# Practical 06 - Regression


As usual, you should save a copy of this notebook in Google drive (or on your own system if not using Colaboratory)

In this session we will:
- load and explore a data set from astronomy
- Perform feature selection, feature engineering, and data scaling
- Train three models on our data:
  - A KNN regressor
  - A linear regression model
  - A descision tree regressor
- Compare and contrast the results from our models.

In [None]:
# data reading and manipulation libraries
import numpy as np
import pandas as pd
# plotting libraries
import matplotlib
import matplotlib.pyplot as plt
import seaborn as sns
# Machine learning tools
import sklearn
from sklearn import (metrics, preprocessing, linear_model, model_selection)
from sklearn.neighbors import KNeighborsRegressor
from sklearn.tree import DecisionTreeRegressor
print(f"Numpy:        {np.__version__}")
print(f"Pandas:       {pd.__version__}")
print(f"Matplotlib:   {matplotlib.__version__}")
print(f"Seaborn:      {sns.__version__}")
print(f"Scikit-learn: {sklearn.__version__}")

## Data preparation

We will be working with a data set that comes from astronomy.
The data have been downloaded from an archive filtered to be relevant for this practical.
We can pull the data directly from my GitHub.

In [None]:
galaxy_df = pd.read_csv("https://raw.githubusercontent.com/PaulHancock/2023-ASA-ML-DeepDive/main/SDSS_10k_Galaxy.csv")

In [None]:
galaxy_df.columns

Above we can see the following columns:
- objid: the object identifier, an integer
- ra, dec: the location of the object on the sky (ra/dec = lat/long for the sky)
- u,g,r,i,z: photometric observations. How bright an object is in each part of the spectrum, measured in magnitudes, which is a logarithmic scale.
- run, rerun, camcol, field, specobjid, plate, fiberid: meta-data associated with the observation. Not specific to the object but descirbes the setup of the instrument during the observaiton.
- redshift: the redshift of the object being observed. This is a measure of distance for astronomers.
- mjd: the date of the observaiton
-SpType, BV, TEff, FeH: properties of the object which are all null because these are only valid for stars and our data has been filtered to include only galaxies.

In [None]:
galaxy_df.describe()

### Feature selection

We will remove all the "non-physical" properties from our dataset, and our goal is to use the (u,g,r,i,z) photometric magnitudes to predict the redshift of the galaxies.

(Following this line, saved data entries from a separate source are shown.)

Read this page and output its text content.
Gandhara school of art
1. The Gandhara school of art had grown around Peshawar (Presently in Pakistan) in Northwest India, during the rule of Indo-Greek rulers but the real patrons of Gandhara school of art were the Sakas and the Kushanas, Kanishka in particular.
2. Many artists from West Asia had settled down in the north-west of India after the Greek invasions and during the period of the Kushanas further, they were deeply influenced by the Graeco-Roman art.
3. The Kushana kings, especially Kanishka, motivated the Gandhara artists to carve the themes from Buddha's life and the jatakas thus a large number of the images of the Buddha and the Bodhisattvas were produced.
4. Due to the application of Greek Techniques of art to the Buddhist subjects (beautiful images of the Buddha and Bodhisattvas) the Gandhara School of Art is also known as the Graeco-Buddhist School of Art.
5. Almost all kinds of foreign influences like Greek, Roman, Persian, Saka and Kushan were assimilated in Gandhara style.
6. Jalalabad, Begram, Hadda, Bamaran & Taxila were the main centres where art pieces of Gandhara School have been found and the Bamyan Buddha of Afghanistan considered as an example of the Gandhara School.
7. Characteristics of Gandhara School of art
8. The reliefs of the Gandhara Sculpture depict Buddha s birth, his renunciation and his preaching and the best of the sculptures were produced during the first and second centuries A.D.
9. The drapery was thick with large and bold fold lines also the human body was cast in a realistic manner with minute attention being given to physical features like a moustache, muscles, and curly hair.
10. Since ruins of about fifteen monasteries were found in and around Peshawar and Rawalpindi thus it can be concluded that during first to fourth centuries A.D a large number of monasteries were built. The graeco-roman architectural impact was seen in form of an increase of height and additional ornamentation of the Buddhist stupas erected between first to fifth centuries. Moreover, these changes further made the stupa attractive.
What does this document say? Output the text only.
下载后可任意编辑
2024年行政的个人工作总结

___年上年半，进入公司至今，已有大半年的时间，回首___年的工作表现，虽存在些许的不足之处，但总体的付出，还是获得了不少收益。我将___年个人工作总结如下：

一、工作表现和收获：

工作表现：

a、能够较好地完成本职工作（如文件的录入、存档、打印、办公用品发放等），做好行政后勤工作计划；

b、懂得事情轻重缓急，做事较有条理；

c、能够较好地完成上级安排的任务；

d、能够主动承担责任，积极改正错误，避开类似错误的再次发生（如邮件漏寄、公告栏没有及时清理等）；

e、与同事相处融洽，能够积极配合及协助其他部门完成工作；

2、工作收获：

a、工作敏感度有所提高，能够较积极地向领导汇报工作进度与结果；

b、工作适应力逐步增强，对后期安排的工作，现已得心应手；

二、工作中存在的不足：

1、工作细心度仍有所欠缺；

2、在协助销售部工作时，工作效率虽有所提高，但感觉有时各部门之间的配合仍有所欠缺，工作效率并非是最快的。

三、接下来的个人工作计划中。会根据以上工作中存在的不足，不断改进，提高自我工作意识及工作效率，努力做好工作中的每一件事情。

In astronomy, the redshift is measured by taking a spectrum of an object, and this typically takes a long time to measure using large and very expensive telescopes. The photometric magnitude of an object can be measured relatively quickly, so being able to predict redshifts from photometry means that we could use a lot less time, or by using smaller and less expensive instruments.

In [None]:
galaxy_df = galaxy_df[ ? ]

### Data scaling

Our data are calibrated to a physically meaningful scale, however the different magnitudes don't share the same distributions.

In [None]:
fig, ax = plt.subplots(2,3, figsize=(12, 8))
galaxy_df.hist(grid=True, ax=ax)
plt.show()

In order to eliminate issues with scaling we will transform all our features using a min/max scaler.
Some of the features look like they may have a normal or power-law distribution, so min/max might not be the best solution, but this is what we'll go with for now.
You can come back and try different scalers at a later time.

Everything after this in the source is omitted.